I remember it from my elementary school days. I was reminded of it with the new movie with Morgan Freeman. Recently I decided to commit it to memory. Sometimes I used it for an exercise. Oh, how my depression hates this poem. To bad, Old Buddy, it’s my mind, not yours.
INVICTUS
by William Henley
Out of the night that covers me,
Black as the Pit from pole to pole,
I thank whatever gods may be
For my unconquerable soul.
In the fell clutch of circumstance
I have not winced nor cried aloud.
Under the bludgeonings of chance
My head is bloody, but unbowed.
Beyond this place of wrath and tears
Looms but the Horror of the Shade
And yet the menace of the years
Finds, and shall find, me unafraid.
It matters not how strait the gate,
How charged with punishments the scroll.
I am the master of my fate:
I am the captain of my soul.
I got this letter the other day.

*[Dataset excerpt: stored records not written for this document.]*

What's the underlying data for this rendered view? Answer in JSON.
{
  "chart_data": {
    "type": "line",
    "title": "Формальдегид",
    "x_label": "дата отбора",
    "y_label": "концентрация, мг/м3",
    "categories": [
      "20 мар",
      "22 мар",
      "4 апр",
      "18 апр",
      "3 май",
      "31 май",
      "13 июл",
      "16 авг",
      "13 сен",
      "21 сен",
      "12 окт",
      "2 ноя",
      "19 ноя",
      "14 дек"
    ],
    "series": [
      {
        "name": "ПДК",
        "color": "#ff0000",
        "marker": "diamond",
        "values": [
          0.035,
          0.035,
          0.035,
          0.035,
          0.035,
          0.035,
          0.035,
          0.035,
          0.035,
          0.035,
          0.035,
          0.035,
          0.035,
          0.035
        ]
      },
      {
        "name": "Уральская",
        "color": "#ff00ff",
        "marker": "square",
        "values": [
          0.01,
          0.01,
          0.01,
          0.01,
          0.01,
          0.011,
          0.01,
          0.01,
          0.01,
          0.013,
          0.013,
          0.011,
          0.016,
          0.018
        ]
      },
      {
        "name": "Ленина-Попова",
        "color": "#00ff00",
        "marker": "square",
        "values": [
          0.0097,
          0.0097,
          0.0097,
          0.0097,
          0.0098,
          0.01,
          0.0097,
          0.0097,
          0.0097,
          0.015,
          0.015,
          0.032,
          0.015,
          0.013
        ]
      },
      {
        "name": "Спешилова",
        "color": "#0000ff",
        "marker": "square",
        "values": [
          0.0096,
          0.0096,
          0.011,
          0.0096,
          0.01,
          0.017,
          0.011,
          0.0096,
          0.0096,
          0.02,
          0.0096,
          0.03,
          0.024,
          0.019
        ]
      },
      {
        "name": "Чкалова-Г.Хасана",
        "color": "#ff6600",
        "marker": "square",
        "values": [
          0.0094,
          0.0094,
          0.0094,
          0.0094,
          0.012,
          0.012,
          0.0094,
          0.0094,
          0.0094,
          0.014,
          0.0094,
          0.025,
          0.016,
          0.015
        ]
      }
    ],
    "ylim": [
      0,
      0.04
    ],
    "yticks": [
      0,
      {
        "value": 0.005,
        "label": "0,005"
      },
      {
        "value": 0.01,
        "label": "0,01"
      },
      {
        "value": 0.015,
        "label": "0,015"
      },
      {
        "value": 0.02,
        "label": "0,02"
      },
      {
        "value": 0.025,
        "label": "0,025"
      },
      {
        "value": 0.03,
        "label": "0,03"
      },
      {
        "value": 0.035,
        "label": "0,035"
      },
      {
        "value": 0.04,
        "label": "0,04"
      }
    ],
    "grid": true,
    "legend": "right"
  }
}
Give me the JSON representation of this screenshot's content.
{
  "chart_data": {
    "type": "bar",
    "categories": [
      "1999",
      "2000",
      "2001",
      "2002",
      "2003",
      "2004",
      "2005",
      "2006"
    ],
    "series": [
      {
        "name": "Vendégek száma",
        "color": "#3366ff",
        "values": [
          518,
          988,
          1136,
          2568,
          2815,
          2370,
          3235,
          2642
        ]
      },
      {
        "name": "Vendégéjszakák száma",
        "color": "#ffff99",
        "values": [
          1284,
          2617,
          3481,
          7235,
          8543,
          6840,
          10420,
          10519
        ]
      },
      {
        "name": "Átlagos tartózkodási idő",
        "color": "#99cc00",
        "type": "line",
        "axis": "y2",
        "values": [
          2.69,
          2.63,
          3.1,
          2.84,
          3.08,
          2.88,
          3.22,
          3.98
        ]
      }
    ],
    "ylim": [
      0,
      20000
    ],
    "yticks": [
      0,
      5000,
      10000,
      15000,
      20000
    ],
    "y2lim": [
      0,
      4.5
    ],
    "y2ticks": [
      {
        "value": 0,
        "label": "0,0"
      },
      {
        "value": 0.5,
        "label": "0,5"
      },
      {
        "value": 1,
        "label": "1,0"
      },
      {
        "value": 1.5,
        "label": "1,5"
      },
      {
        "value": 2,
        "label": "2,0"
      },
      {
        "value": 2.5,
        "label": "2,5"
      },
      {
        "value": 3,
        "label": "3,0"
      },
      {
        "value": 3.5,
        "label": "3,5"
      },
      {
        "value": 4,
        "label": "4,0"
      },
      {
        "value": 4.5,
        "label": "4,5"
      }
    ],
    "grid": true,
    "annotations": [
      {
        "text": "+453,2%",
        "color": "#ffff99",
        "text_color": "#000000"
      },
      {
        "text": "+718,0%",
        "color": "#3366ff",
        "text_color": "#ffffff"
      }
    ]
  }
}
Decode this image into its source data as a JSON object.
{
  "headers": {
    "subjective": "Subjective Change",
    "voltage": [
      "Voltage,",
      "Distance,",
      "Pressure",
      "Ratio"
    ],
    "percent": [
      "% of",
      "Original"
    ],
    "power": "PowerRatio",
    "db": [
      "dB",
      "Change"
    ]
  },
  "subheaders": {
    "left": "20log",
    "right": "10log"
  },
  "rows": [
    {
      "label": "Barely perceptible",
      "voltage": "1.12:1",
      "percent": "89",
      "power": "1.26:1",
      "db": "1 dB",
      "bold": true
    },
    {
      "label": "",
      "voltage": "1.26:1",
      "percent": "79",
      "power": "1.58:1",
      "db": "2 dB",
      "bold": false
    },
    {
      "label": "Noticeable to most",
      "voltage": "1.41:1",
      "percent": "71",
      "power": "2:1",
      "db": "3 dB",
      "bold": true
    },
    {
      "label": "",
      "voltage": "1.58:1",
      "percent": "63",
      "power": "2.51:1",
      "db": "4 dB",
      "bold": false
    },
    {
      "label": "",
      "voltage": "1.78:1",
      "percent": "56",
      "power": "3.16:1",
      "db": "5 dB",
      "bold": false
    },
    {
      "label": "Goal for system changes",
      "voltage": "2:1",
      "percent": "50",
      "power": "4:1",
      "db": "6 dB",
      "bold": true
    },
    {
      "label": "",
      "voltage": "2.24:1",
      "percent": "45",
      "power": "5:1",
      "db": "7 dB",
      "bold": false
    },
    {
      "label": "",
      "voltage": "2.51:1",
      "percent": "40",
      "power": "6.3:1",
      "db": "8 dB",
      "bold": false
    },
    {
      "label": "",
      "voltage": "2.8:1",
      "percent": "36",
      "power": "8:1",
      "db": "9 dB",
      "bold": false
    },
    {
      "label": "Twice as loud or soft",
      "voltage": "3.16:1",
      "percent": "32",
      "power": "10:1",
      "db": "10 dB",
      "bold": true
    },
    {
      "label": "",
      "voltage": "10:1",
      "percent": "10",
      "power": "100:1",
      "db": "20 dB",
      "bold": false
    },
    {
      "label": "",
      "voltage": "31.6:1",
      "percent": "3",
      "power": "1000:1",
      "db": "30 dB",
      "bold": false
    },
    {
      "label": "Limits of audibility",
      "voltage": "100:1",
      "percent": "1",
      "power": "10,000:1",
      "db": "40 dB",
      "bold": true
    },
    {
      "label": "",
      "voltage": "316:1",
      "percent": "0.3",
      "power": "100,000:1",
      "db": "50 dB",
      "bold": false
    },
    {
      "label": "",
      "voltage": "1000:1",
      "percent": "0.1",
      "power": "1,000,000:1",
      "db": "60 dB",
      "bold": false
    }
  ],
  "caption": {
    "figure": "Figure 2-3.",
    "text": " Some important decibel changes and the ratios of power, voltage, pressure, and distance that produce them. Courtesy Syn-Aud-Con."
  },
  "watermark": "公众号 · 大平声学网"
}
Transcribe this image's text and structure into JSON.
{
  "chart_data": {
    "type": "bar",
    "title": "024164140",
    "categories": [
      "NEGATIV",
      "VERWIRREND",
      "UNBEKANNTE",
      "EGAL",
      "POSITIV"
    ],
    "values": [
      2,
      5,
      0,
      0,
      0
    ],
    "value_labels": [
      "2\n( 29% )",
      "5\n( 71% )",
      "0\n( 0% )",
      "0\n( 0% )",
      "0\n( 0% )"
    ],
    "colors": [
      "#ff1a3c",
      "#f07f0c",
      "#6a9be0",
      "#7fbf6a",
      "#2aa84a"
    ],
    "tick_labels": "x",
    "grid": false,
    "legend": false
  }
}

It might give you some hope. If you like I will send your email address to him (he's in Canada) to see if he would like to correspond about his methods to stay out of depression. We need company, we need like-minded company, no one can proceed with life alone. Sometimes, it is necessary to stand alone if the world is against us. But, sooner or later, we need to find a friend. But let's not sic our depression on our friends as if we don't have a choice. We can always choose a cheerful behavior and attitude no matter how bad we feel. We are in charge of our lives.
This is the letter
Dear A. B. Curtiss
Thank you for mailing the book, Depression is a Choice, so quickly (my mother ordered it for me) -I received it about ten days ago. Your book is life changing. I found it at our small local library six months into a horrible depression. Despite over twenty years of managing/fighting severe manic depression, I was in an especially dangerous low (financial and marriage pressure followed by a manic episode followed by my wife asking for a divorce). Despite all the different medications I've been on it has always been up to me to control myself, and it was always a question of pulling myself up by the bootstraps to emerge from my depressions. But this was my biggest "real life" loss -I love my wife and stepson and the house I built for us is on the market and that life I loved so much is gone. Enter your book. With it I was able to put aside the why, as in "why go on?" and just go on. You laid out all the tools for taking control of my thinking and behavior and did it in such an inspiring way. I've read your book three times and have taken lots of notes because I still slip back, or lose perspective,or forget the concepts, or just need to be inspired. I'm so glad to finally have my own copy. You have truly written an amazing book and I was so pleased that you autographed it for me. Yours Truly, M. H..
Dear A.B.
Yes, please send him my email address. SM
Dear A. B.
I am particularly interested in hypnotherapy since I learned that you practice it. I was wondering if you make tapes for purchase that I could listen to each day as a supplement to the excercises in the book. As I have the most difficult time with depression upon waking in the morning I thought if I could drift off to sleep with positive thoughts and direction it may help. Please let me know as I would be greatly interested in this.
Thank you for your time,
Dear S.M
It doesn't do a whole lot of good to go to sleep with positive ideas because they can engender their opposite due to the fact that the brain works by learned association (think "up" and the thought "down" pops up, think “salt” and the thought “pepper” pops up. Positive ideas might keep your mind positive or they could trigger just the opposite. You don't have a lot of control over the brain while you sleep. You just take control immediately upon arising. But almost any hypnotherapy tapes are very relaxing and might help getting to sleep. A. B.